O senador Flávio Bolsonaro voltou ao centro do debate político nacional após divulgar, nesta terça-feira, 26, imagens e detalhes de um encontro reservado com o presidente dos Estados Unidos, Donald Trump, na Casa Branca.
A reunião, teria sido realizada em Washington, ocorre em um momento delicado para a pré-campanha do filho do ex-presidente Jair Bolsonaro, pressionada pelas recentes denúncias envolvendo o banqueiro Daniel Vorcaro e o financiamento do filme “Dark Horse”, baseado na trajetória política do ex-presidente brasileiro.
A divulgação do encontro foi feita pelo próprio Flávio Bolsonaro nas redes sociais e rapidamente repercutiu nos bastidores políticos de Brasília.
Aliados do PL avaliam que a audiência com Trump teve forte peso simbólico e buscou transmitir ao eleitorado conservador a imagem de alinhamento internacional entre o bolsonarismo brasileiro e a direita norte-americana.
Segundo informações publicadas pela imprensa internacional, o encontro aconteceu em caráter reservado no Salão Oval e teria abordado temas como combate ao crime organizado, tarifas comerciais, minerais estratégicos e relações bilaterais entre Brasil e Estados Unidos.
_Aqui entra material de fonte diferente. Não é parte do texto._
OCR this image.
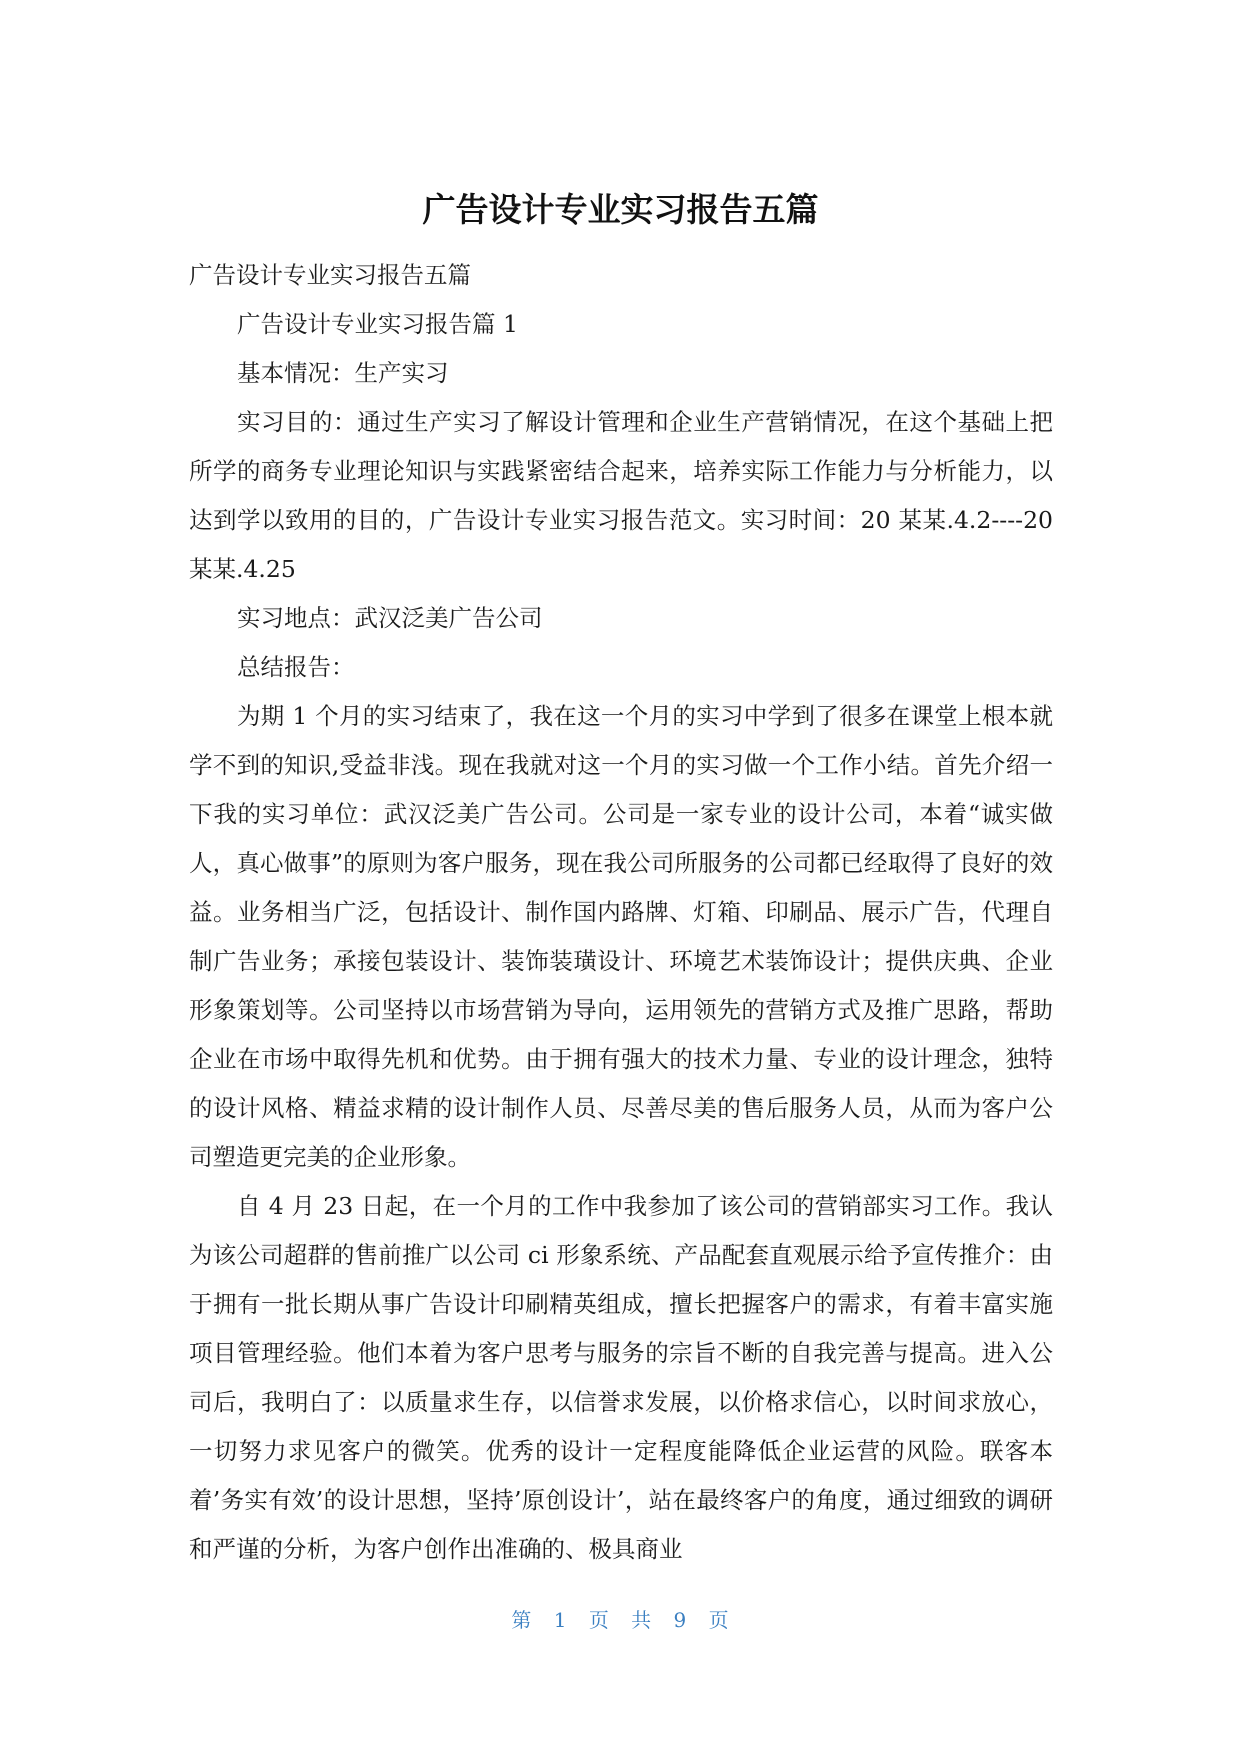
广告设计专业实习报告五篇

广告设计专业实习报告五篇

广告设计专业实习报告篇 1

基本情况：生产实习

实习目的：通过生产实习了解设计管理和企业生产营销情况，在这个基础上把所学的商务专业理论知识与实践紧密结合起来，培养实际工作能力与分析能力，以达到学以致用的目的，广告设计专业实习报告范文。实习时间：20 某某.4.2----20 某某.4.25

实习地点：武汉泛美广告公司

总结报告：

为期 1 个月的实习结束了，我在这一个月的实习中学到了很多在课堂上根本就学不到的知识,受益非浅。现在我就对这一个月的实习做一个工作小结。首先介绍一下我的实习单位：武汉泛美广告公司。公司是一家专业的设计公司，本着“诚实做人，真心做事”的原则为客户服务，现在我公司所服务的公司都已经取得了良好的效益。业务相当广泛，包括设计、制作国内路牌、灯箱、印刷品、展示广告，代理自制广告业务；承接包装设计、装饰装璜设计、环境艺术装饰设计；提供庆典、企业形象策划等。公司坚持以市场营销为导向，运用领先的营销方式及推广思路，帮助企业在市场中取得先机和优势。由于拥有强大的技术力量、专业的设计理念，独特的设计风格、精益求精的设计制作人员、尽善尽美的售后服务人员，从而为客户公司塑造更完美的企业形象。

自 4 月 23 日起，在一个月的工作中我参加了该公司的营销部实习工作。我认为该公司超群的售前推广以公司 ci 形象系统、产品配套直观展示给予宣传推介：由于拥有一批长期从事广告设计印刷精英组成，擅长把握客户的需求，有着丰富实施项目管理经验。他们本着为客户思考与服务的宗旨不断的自我完善与提高。进入公司后，我明白了：以质量求生存，以信誉求发展，以价格求信心，以时间求放心，一切努力求见客户的微笑。优秀的设计一定程度能降低企业运营的风险。联客本着’务实有效’的设计思想，坚持’原创设计’，站在最终客户的角度，通过细致的调研和严谨的分析，为客户创作出准确的、极具商业

第 1 页 共 9 页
Durante a conversa, Trump também teria perguntado sobre a situação do pai de Flávio, o ex-presidente Jair Bolsonaro.
A viagem aos Estados Unidos vinha sendo tratada internamente pela equipe de Flávio como uma tentativa de mudar o eixo das discussões políticas após o desgaste provocado pelas denúncias ligadas ao caso Vorcaro.
Nos últimos dias, pesquisas mostraram queda nas intenções de voto do senador, enquanto a ex-primeira-dama Michelle Bolsonaro passou a crescer eleitoralmente e já é vista dentro do PL como alternativa competitiva para 2026.
Analistas políticos avaliam que a imagem ao lado de Trump funciona como um ativo estratégico para o bolsonarismo, principalmente entre eleitores conservadores, evangélicos e setores mais alinhados ao discurso nacionalista da direita internacional.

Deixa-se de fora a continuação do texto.